Whatever the outcome ultimately of the Chicago Teachers Strike, teachers around the country are going to face the future with new pride and confidence. After ten years of being attacked and held up to ridicule by an incredible cross section of the nation’s leaders — ranging from politicians to editorial writers to business leaders to talk show hosts and Hollywood film personalities — teachers have shown they have the power to shut down a large urban school system and have the support of many parents and students in the process.
Not only do the images of tens of thousands of teachers marching through the streets of Chicago have inspirational power, so does the brilliant commentary of strike leader Karen Lewis, who has eloquently portrayed the teachers fight against school closings and high stakes testing as a battle for the future of Chicago’s children.

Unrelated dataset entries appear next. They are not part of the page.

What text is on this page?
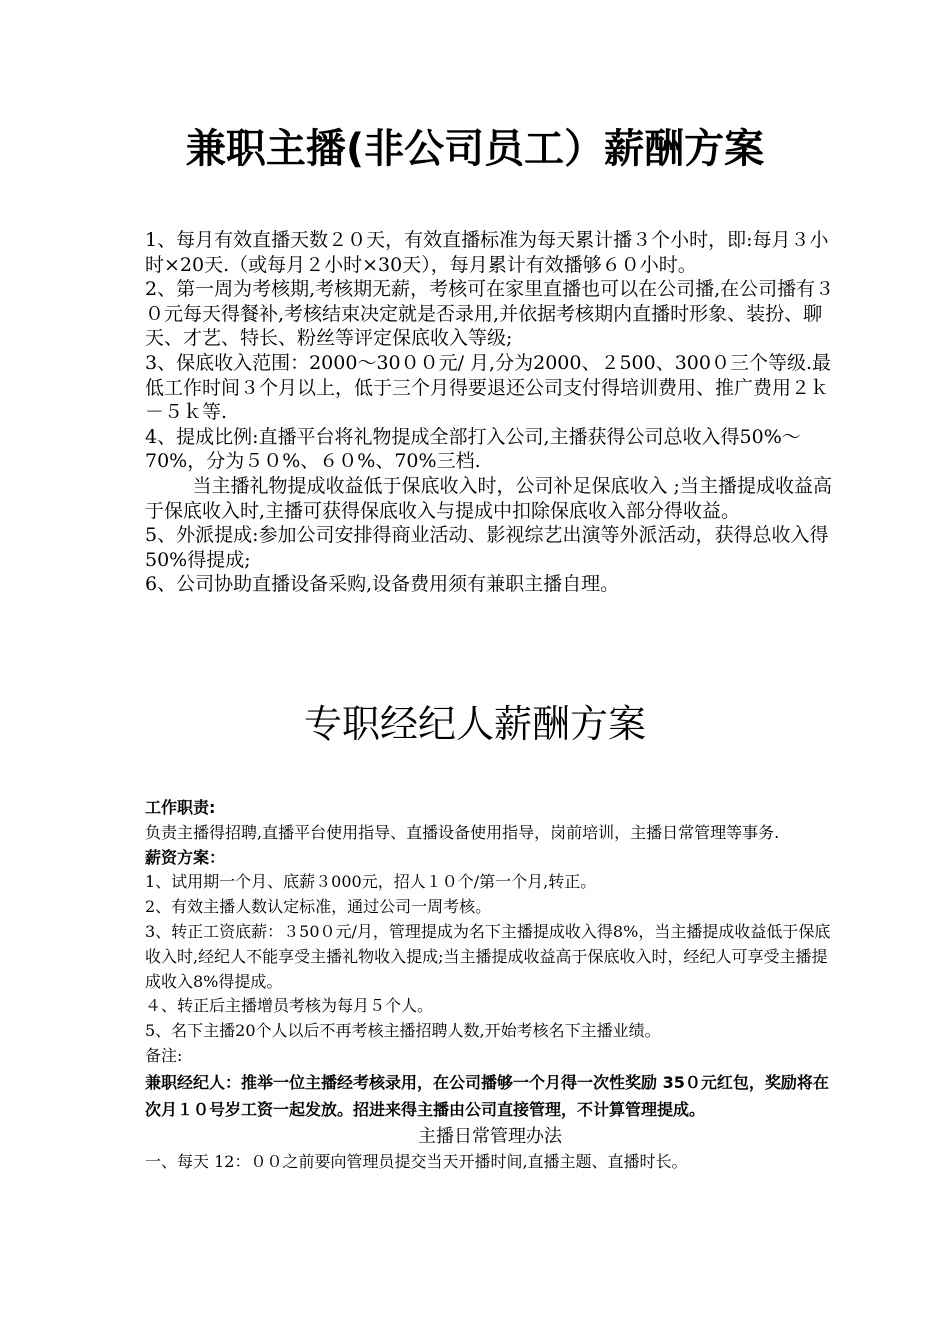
兼职主播(非公司员工）薪酬方案

1、每月有效直播天数２０天，有效直播标准为每天累计播３个小时，即:每月３小时×20天.（或每月２小时×30天），每月累计有效播够６０小时。

2、第一周为考核期,考核期无薪，考核可在家里直播也可以在公司播,在公司播有３０元每天得餐补,考核结束决定就是否录用,并依据考核期内直播时形象、装扮、聊天、才艺、特长、粉丝等评定保底收入等级;

3、保底收入范围：2000～30００元/ 月,分为2000、２500、300０三个等级.最低工作时间３个月以上，低于三个月得要退还公司支付得培训费用、推广费用２ｋ－５ｋ等.

4、提成比例:直播平台将礼物提成全部打入公司,主播获得公司总收入得50%～70%，分为５０%、６０%、70%三档.

当主播礼物提成收益低于保底收入时，公司补足保底收入 ;当主播提成收益高于保底收入时,主播可获得保底收入与提成中扣除保底收入部分得收益。

5、外派提成:参加公司安排得商业活动、影视综艺出演等外派活动，获得总收入得50%得提成;

6、公司协助直播设备采购,设备费用须有兼职主播自理。

专职经纪人薪酬方案

工作职责:

负责主播得招聘,直播平台使用指导、直播设备使用指导，岗前培训，主播日常管理等事务.

薪资方案：

1、试用期一个月、底薪３000元，招人１０个/第一个月,转正。

2、有效主播人数认定标准，通过公司一周考核。

3、转正工资底薪：３50０元/月，管理提成为名下主播提成收入得8%，当主播提成收益低于保底收入时,经纪人不能享受主播礼物收入提成;当主播提成收益高于保底收入时，经纪人可享受主播提成收入8%得提成。

４、转正后主播增员考核为每月５个人。

5、名下主播20个人以后不再考核主播招聘人数,开始考核名下主播业绩。

备注:

兼职经纪人：推举一位主播经考核录用，在公司播够一个月得一次性奖励 35０元红包，奖励将在次月１０号岁工资一起发放。招进来得主播由公司直接管理，不计算管理提成。

主播日常管理办法

一、每天 12：００之前要向管理员提交当天开播时间,直播主题、直播时长。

At a time when teachers around the country increasingly work under extreme stress, not only from policies which evaluatee their performance on the basis of student tests scores, but from the daily battering they take in the press and the broadcast media, Chicago teachers have shown the way, not only to force changes in policy, but to create a new narrative about what is really going on in the nation’s schools, one that puts the onus on reformers for policies which raise class size, eliminate music art and sports, and undermine the role of schools as centers of community life.
In the long run, putting that narrative into the center of the nation’s discourse may be as important as the show of power. Chicago teachers have put forth a vision of schools as places where students talents should be nurtured in all their variety, not confined to testable components, and where the views of students, parents and community members should be determinative when the fate of neighborhood schools is decided.
They have not only decisively shattered the image of union teachers as selfish timeservers protecting the incompetent, which the Reform movement has used to justify its policies, they have raised the question of what education should look like in a democratic society, and show the Reform policies to be ones that offer public school students a kind of rote learning which they would never allow their own children to endure.